Music publishers and artists may finally be seeing some money from the plays their songs get on YouTube.
After a four-year legal battle, the National Music Publishers’ Association reached a settlement in its class action suit against YouTube for copyright infringement.
The resolution means music publishers can receive royalties from YouTube for music appearing in videos by entering a license agreement.
“It’s been a hard road for many songwriters and publishers to get to this place, but we’re finally here where we’ve agreed upon a business model where we can share in the revenue generated from a site that quite honestly, is based on the backs of songwriters and musicians,” NMPA President and Chief Executive David Israelite told American Songwriter.
The license would cover synchronization rights, meaning when a musical work is used with visual elements. It would also bring in a portion of the revenue earned through advertising linked with YouTube videos.

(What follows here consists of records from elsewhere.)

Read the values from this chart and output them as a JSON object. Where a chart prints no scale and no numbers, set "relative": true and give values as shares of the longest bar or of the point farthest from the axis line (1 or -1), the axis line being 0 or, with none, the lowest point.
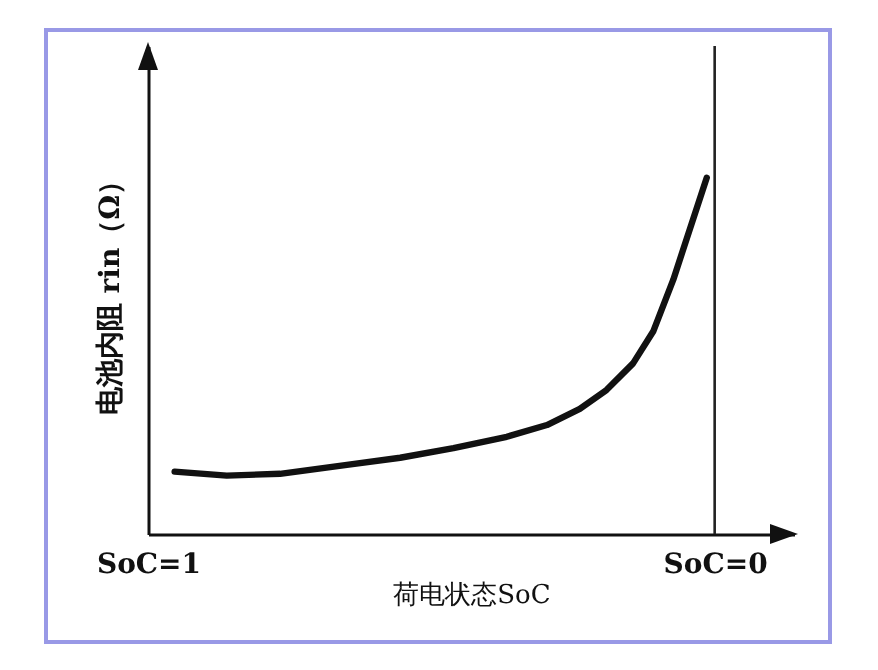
{
  "chart_data": {
    "type": "line",
    "relative": true,
    "xlabel": "荷电状态SoC",
    "ylabel": "电池内阻 rin（Ω）",
    "x": [
      0.953,
      0.861,
      0.767,
      0.649,
      0.555,
      0.461,
      0.367,
      0.296,
      0.238,
      0.191,
      0.144,
      0.108,
      0.073,
      0.044,
      0.014
    ],
    "series": [
      {
        "color": "#111111",
        "values": [
          0.175,
          0.164,
          0.169,
          0.194,
          0.214,
          0.241,
          0.273,
          0.306,
          0.351,
          0.404,
          0.479,
          0.57,
          0.714,
          0.855,
          1
        ]
      }
    ],
    "xlim": [
      1,
      -0.14
    ],
    "xticks": [
      {
        "value": 1,
        "label": "SoC=1"
      },
      {
        "value": 0,
        "label": "SoC=0"
      }
    ],
    "ref_lines": [
      {
        "axis": "x",
        "value": 0,
        "color": "#222222"
      }
    ],
    "grid": false,
    "marker": "none",
    "line_style": "solid"
  }
}
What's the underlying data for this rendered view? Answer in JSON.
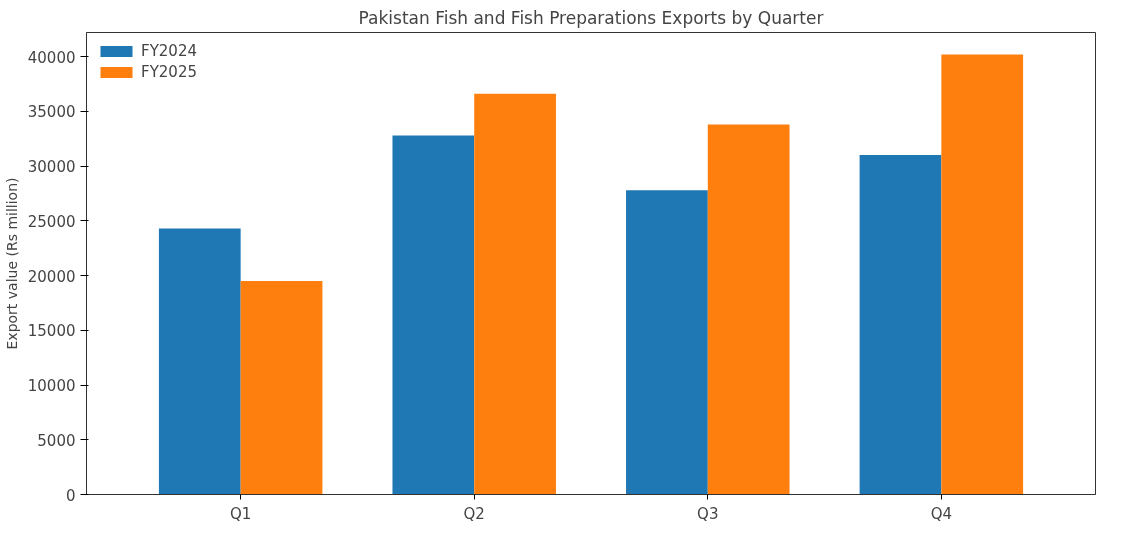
{
  "chart_data": {
    "type": "bar",
    "title": "Pakistan Fish and Fish Preparations Exports by Quarter",
    "ylabel": "Export value (Rs million)",
    "categories": [
      "Q1",
      "Q2",
      "Q3",
      "Q4"
    ],
    "series": [
      {
        "name": "FY2024",
        "color": "#1f77b4",
        "values": [
          24300,
          32800,
          27800,
          31000
        ]
      },
      {
        "name": "FY2025",
        "color": "#ff7f0e",
        "values": [
          19500,
          36600,
          33800,
          40200
        ]
      }
    ],
    "ylim": [
      0,
      42200
    ],
    "yticks": [
      0,
      5000,
      10000,
      15000,
      20000,
      25000,
      30000,
      35000,
      40000
    ],
    "grid": false,
    "legend": "top left"
  }
}
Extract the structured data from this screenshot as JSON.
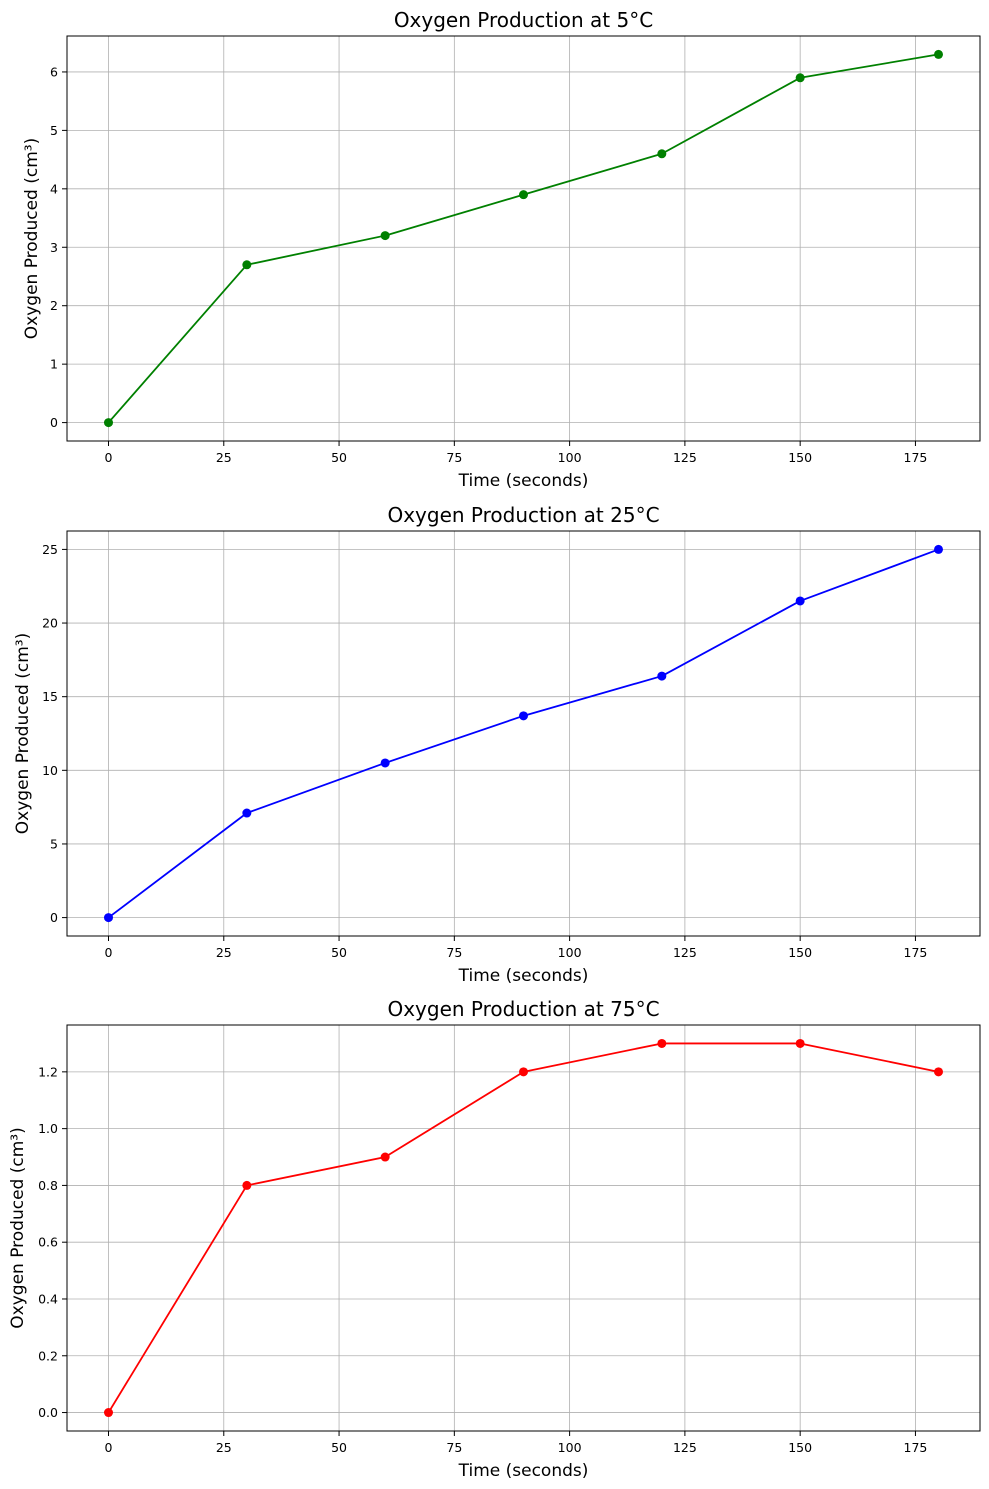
{
  "chart_data": [
    {
      "type": "line",
      "title": "Oxygen Production at 5°C",
      "xlabel": "Time (seconds)",
      "ylabel": "Oxygen Produced (cm³)",
      "x": [
        0,
        30,
        60,
        90,
        120,
        150,
        180
      ],
      "series": [
        {
          "values": [
            0,
            2.7,
            3.2,
            3.9,
            4.6,
            5.9,
            6.3
          ],
          "color": "#008000"
        }
      ],
      "xlim": [
        -9,
        189
      ],
      "ylim": [
        -0.315,
        6.615
      ],
      "xticks": [
        0,
        25,
        50,
        75,
        100,
        125,
        150,
        175
      ],
      "yticks": [
        0,
        1,
        2,
        3,
        4,
        5,
        6
      ],
      "ytick_labels": [
        "0",
        "1",
        "2",
        "3",
        "4",
        "5",
        "6"
      ],
      "grid": true,
      "marker": "circle"
    },
    {
      "type": "line",
      "title": "Oxygen Production at 25°C",
      "xlabel": "Time (seconds)",
      "ylabel": "Oxygen Produced (cm³)",
      "x": [
        0,
        30,
        60,
        90,
        120,
        150,
        180
      ],
      "series": [
        {
          "values": [
            0,
            7.1,
            10.5,
            13.7,
            16.4,
            21.5,
            25.0
          ],
          "color": "#0000ff"
        }
      ],
      "xlim": [
        -9,
        189
      ],
      "ylim": [
        -1.25,
        26.25
      ],
      "xticks": [
        0,
        25,
        50,
        75,
        100,
        125,
        150,
        175
      ],
      "yticks": [
        0,
        5,
        10,
        15,
        20,
        25
      ],
      "ytick_labels": [
        "0",
        "5",
        "10",
        "15",
        "20",
        "25"
      ],
      "grid": true,
      "marker": "circle"
    },
    {
      "type": "line",
      "title": "Oxygen Production at 75°C",
      "xlabel": "Time (seconds)",
      "ylabel": "Oxygen Produced (cm³)",
      "x": [
        0,
        30,
        60,
        90,
        120,
        150,
        180
      ],
      "series": [
        {
          "values": [
            0,
            0.8,
            0.9,
            1.2,
            1.3,
            1.3,
            1.2
          ],
          "color": "#ff0000"
        }
      ],
      "xlim": [
        -9,
        189
      ],
      "ylim": [
        -0.065,
        1.365
      ],
      "xticks": [
        0,
        25,
        50,
        75,
        100,
        125,
        150,
        175
      ],
      "yticks": [
        0,
        0.2,
        0.4,
        0.6,
        0.8,
        1.0,
        1.2
      ],
      "ytick_labels": [
        "0.0",
        "0.2",
        "0.4",
        "0.6",
        "0.8",
        "1.0",
        "1.2"
      ],
      "grid": true,
      "marker": "circle"
    }
  ]
}
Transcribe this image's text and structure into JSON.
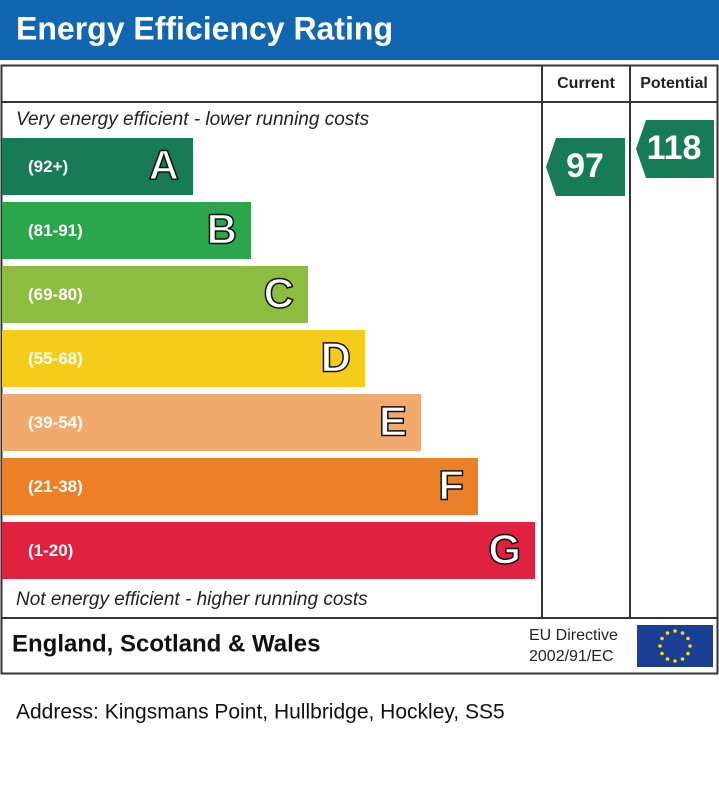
{
  "header": {
    "title": "Energy Efficiency Rating"
  },
  "columns": {
    "current": "Current",
    "potential": "Potential"
  },
  "top_note": "Very energy efficient - lower running costs",
  "bottom_note": "Not energy efficient - higher running costs",
  "bands": [
    {
      "range": "(92+)",
      "letter": "A",
      "color": "#177b57"
    },
    {
      "range": "(81-91)",
      "letter": "B",
      "color": "#2ba64d"
    },
    {
      "range": "(69-80)",
      "letter": "C",
      "color": "#8cbd41"
    },
    {
      "range": "(55-68)",
      "letter": "D",
      "color": "#f6cc1a"
    },
    {
      "range": "(39-54)",
      "letter": "E",
      "color": "#f1aa6d"
    },
    {
      "range": "(21-38)",
      "letter": "F",
      "color": "#ec8028"
    },
    {
      "range": "(1-20)",
      "letter": "G",
      "color": "#e0213f"
    }
  ],
  "ratings": {
    "current": "97",
    "potential": "118",
    "color": "#177b57"
  },
  "footer": {
    "region": "England, Scotland & Wales",
    "directive": "EU Directive",
    "code": "2002/91/EC"
  },
  "address": "Address: Kingsmans Point, Hullbridge, Hockley, SS5"
}
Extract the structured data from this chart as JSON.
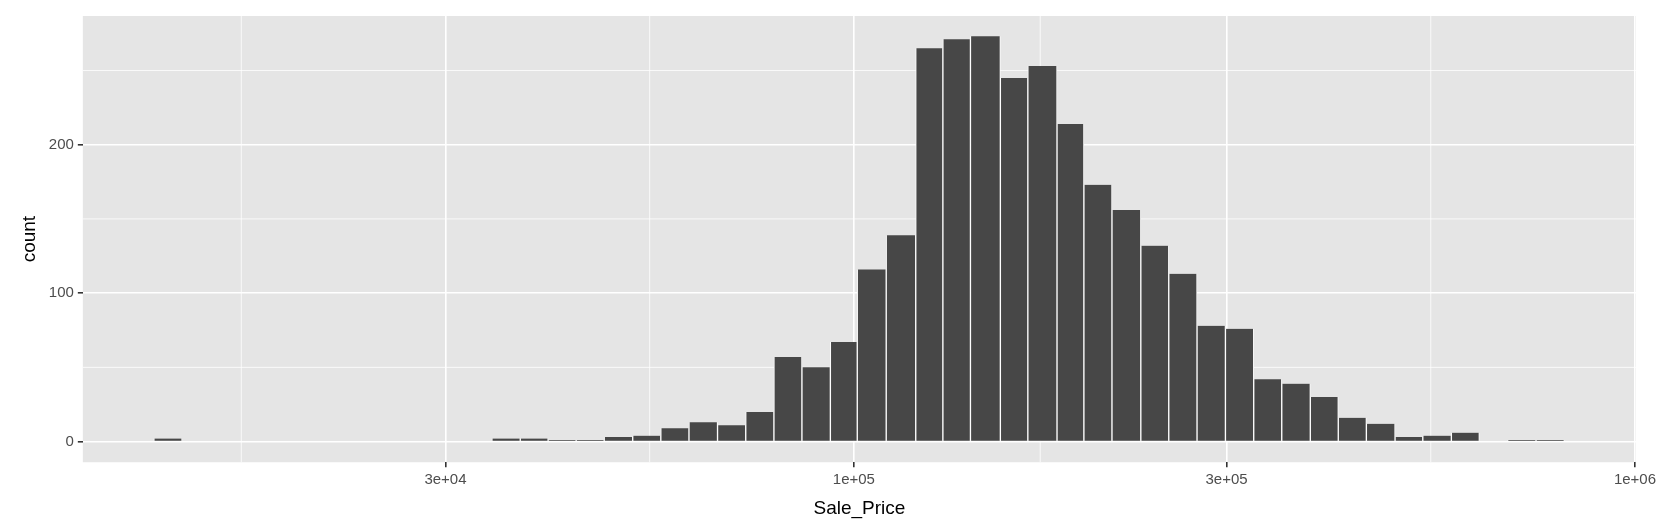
{
  "chart_data": {
    "type": "histogram",
    "xlabel": "Sale_Price",
    "ylabel": "count",
    "bins": [
      12700,
      13800,
      15000,
      16300,
      17700,
      19200,
      20900,
      22700,
      24600,
      26800,
      29100,
      31600,
      34400,
      37400,
      40600,
      44100,
      47900,
      52100,
      56600,
      61500,
      66900,
      72700,
      79000,
      85800,
      93300,
      101000,
      110000,
      120000,
      130000,
      141000,
      154000,
      167000,
      182000,
      197000,
      214000,
      233000,
      253000,
      275000,
      299000,
      325000,
      353000,
      384000,
      417000,
      453000,
      493000,
      535000,
      582000,
      632000,
      687000,
      747000,
      812000
    ],
    "values": [
      2,
      0,
      0,
      0,
      0,
      0,
      0,
      0,
      0,
      0,
      0,
      0,
      2,
      2,
      1,
      1,
      3,
      4,
      9,
      13,
      11,
      20,
      57,
      50,
      67,
      116,
      139,
      265,
      271,
      273,
      245,
      253,
      214,
      173,
      156,
      132,
      113,
      78,
      76,
      42,
      39,
      30,
      16,
      12,
      3,
      4,
      6,
      0,
      1,
      1
    ],
    "color": "#474747",
    "xlim": [
      10300,
      1003000
    ],
    "ylim": [
      -13.9,
      286.7
    ],
    "xticks": [
      {
        "value": 30000,
        "label": "3e+04"
      },
      {
        "value": 100000,
        "label": "1e+05"
      },
      {
        "value": 300000,
        "label": "3e+05"
      },
      {
        "value": 1000000,
        "label": "1e+06"
      }
    ],
    "yticks": [
      0,
      100,
      200
    ],
    "log": "x",
    "grid": true
  }
}
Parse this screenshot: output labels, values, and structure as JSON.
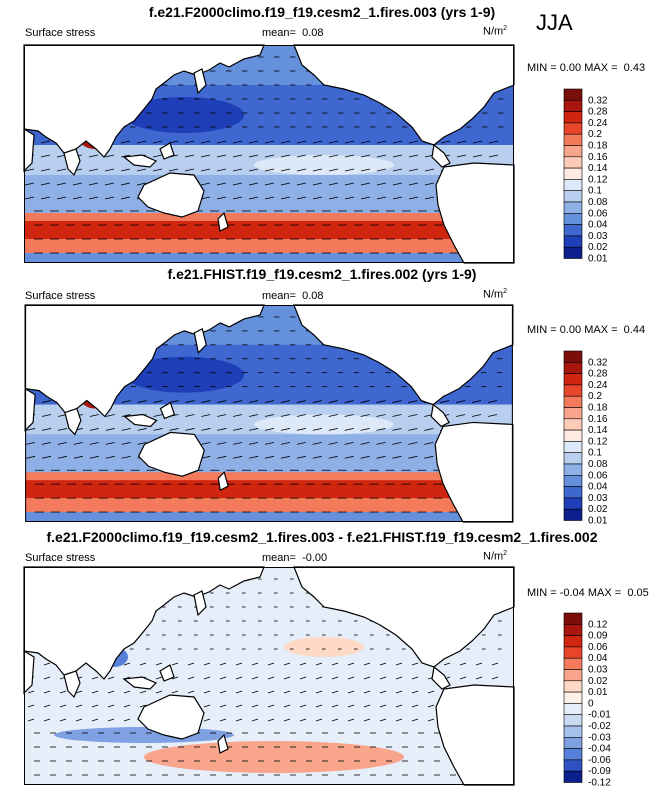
{
  "season": "JJA",
  "colors": {
    "ocean_low": "#0b1f8f",
    "ocean_high": "#b4160f",
    "land": "#ffffff",
    "coast": "#000000"
  },
  "panels": [
    {
      "title": "f.e21.F2000climo.f19_f19.cesm2_1.fires.003 (yrs 1-9)",
      "variable": "Surface stress",
      "mean_label": "mean=",
      "mean_value": "0.08",
      "units": "N/m",
      "units_exp": "2",
      "min_label": "MIN =",
      "min_value": "0.00",
      "max_label": "MAX =",
      "max_value": "0.43",
      "colorbar": [
        "0.32",
        "0.28",
        "0.24",
        "0.2",
        "0.18",
        "0.16",
        "0.14",
        "0.12",
        "0.1",
        "0.08",
        "0.06",
        "0.04",
        "0.03",
        "0.02",
        "0.01"
      ]
    },
    {
      "title": "f.e21.FHIST.f19_f19.cesm2_1.fires.002 (yrs 1-9)",
      "variable": "Surface stress",
      "mean_label": "mean=",
      "mean_value": "0.08",
      "units": "N/m",
      "units_exp": "2",
      "min_label": "MIN =",
      "min_value": "0.00",
      "max_label": "MAX =",
      "max_value": "0.44",
      "colorbar": [
        "0.32",
        "0.28",
        "0.24",
        "0.2",
        "0.18",
        "0.16",
        "0.14",
        "0.12",
        "0.1",
        "0.08",
        "0.06",
        "0.04",
        "0.03",
        "0.02",
        "0.01"
      ]
    },
    {
      "title": "f.e21.F2000climo.f19_f19.cesm2_1.fires.003 - f.e21.FHIST.f19_f19.cesm2_1.fires.002",
      "variable": "Surface stress",
      "mean_label": "mean=",
      "mean_value": "-0.00",
      "units": "N/m",
      "units_exp": "2",
      "min_label": "MIN =",
      "min_value": "-0.04",
      "max_label": "MAX =",
      "max_value": "0.05",
      "colorbar": [
        "0.12",
        "0.09",
        "0.06",
        "0.04",
        "0.03",
        "0.02",
        "0.01",
        "0",
        "-0.01",
        "-0.02",
        "-0.03",
        "-0.04",
        "-0.06",
        "-0.09",
        "-0.12"
      ]
    }
  ]
}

“I think it’s a very significant development because it marks a step forward where songwriters and publishers can work cooperatively with digital media companies as business partners as opposed to the fights that often erupt between us over our rights,” Isrealite said.
He sees the settlement as a chance to put aside past differences and focus on becoming better business partners.
The Harry Fox Agency is set to handle these license agreements. Further details on the royalty payments have not been disclosed, but more information regarding licensing will be posted on the HFA and NMPA websites in the weeks to come, according to a statement.
Israelite said the first thing publishers and songwriters should do is opt into the agreement and become licensing partners. HFA will work with YouTube to monetize, license, collect and distribute. “That process will start immediately,” he said.
“In response to the ever-changing music landscape, HFA continues to embark upon new and innovative solutions designed to foster commerce. We’re especially thrilled to participate in this industry milestone as it ensures that songwriters are compensated for their works,” President & CEO of HFA Gary Churgin told American Songwriter.
The suit was filed in 2007 on behalf of 3,000 independent music publishers. Music publishers owned by the EMI Music Group, Warner Music Group, Universal Music Group and Sony Music Entertainment fall under their own already-existing licensing agreements with YouTube.
Israelite explained that in the past, anytime a video was posted on YouTube and Google, who owns YouTube, did not have a licence for the music, no ads would be placed on the site and no revenue could be generated. However, NMPA said that copyright was still being infringed because the music was posted without permission.
The new agreement allows for legal monetization and shared revenue with those who created the music.
“I don’t think that overnight this becomes a replacement for selling CDs,” Israelite said, “but it’s the beginning of transitioning to the new world where these types of sites that are so popular can become a significant revenue stream for songwriters.”